The most impressive part of Children of Jihad comes when Cohen travels to the Palestinian refugee camps in Lebanon. Through his connections with members of Hezbollah, Cohen gains entry to Ayn al-Hilwah, the largest Palestinian refugee camp in Lebanon. Home to more than 44,000 refugees, it’s a prime spot for terrorist recruiters, and, arguably, one of the most lawless areas of the world.
Cohen interviews General Mounir Maqdah, chief military authority over the 350,000 Palestinians living in Lebanon. “It was hardcore and frightening,” Cohen writes. During the interview, Maqdah expresses admiration for al Qaeda leader Osama bin Laden, and the two speak about the Palestinian people’s struggle.
In the chilling pages that follow, Cohen is lead out of the compound by young men who take him to a room filled with guns, knives, grenades and other instruments of death.
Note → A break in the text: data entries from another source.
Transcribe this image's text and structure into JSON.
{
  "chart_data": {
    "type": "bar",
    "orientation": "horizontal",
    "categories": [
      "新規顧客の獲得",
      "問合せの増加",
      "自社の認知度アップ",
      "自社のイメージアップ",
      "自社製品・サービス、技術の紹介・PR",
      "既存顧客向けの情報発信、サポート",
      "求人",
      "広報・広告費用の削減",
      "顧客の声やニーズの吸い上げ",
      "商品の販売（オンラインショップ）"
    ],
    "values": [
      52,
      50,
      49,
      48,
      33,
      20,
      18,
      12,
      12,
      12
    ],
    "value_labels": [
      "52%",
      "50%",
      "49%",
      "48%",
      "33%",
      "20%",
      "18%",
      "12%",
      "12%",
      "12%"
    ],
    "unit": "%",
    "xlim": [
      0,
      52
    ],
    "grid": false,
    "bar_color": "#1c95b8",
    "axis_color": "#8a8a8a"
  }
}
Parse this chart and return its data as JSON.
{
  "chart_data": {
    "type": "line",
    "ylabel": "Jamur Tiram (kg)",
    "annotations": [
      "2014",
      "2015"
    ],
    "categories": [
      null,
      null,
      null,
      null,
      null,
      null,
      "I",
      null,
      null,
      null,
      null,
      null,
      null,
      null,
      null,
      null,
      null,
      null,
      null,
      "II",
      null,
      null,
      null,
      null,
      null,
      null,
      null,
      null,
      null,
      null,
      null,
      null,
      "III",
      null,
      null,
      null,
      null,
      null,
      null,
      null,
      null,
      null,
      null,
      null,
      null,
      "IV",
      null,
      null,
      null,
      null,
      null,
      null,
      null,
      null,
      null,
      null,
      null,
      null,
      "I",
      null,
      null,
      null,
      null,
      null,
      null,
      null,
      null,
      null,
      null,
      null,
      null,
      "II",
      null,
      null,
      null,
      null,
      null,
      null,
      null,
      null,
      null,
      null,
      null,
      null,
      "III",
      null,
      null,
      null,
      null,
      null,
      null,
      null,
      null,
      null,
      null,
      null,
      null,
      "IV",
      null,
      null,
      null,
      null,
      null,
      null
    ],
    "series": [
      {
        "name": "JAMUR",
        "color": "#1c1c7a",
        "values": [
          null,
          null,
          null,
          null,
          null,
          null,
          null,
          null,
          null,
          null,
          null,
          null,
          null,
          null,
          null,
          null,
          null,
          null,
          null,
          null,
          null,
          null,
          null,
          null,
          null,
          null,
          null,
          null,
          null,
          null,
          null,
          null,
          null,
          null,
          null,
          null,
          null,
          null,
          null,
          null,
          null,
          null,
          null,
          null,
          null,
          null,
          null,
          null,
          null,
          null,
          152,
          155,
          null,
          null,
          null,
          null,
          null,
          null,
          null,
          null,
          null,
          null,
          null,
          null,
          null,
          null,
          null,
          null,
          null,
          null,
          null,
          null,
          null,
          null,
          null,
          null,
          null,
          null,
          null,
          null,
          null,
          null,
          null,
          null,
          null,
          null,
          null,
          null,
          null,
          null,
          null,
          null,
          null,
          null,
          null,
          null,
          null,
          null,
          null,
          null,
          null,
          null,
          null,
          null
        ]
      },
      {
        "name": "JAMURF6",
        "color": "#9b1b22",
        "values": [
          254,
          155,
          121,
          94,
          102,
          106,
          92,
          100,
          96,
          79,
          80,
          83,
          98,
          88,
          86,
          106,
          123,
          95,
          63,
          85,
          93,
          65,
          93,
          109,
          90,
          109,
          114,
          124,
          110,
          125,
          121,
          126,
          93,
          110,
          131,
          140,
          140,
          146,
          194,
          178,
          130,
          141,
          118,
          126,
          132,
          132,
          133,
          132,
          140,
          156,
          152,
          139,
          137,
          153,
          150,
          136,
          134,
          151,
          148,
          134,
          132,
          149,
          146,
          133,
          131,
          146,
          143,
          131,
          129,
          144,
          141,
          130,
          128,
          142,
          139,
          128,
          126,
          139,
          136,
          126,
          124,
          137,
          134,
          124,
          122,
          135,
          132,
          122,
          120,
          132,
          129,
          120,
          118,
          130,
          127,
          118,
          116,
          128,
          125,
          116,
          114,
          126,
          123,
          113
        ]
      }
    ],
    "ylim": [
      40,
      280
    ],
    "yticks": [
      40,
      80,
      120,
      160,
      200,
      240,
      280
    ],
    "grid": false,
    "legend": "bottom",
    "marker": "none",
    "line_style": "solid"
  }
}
The young men playfully make Cohen wear a vest and fill it with handguns, axes and grenades. But Cohen is surprised to learn of their desire for peace.
“None of these boys expressed a love for violence,” Cohen writes. “Despite their gaudy displays of weaponry and the ominous threat of physical violence that bubbled just beneath the surface, I could see that these youth were weak and broken inside.”
Unfortunately, when Cohen isn’t telling the story of the so-called “Children of Jihad,” he is obsessively documenting his every experience, no matter how dull. But even if Cohen isn’t much of a storyteller, the lengths he goes to tell this one is commendable. He provides a compelling, if far too brief, portrait of an often-overlooked demographic of the world – one who will, Cohen reminds us, undoubtedly be responsible for creating and shaping the ideas and alliances necessary to achieve the lasting peace sought by the youth in every part of the world.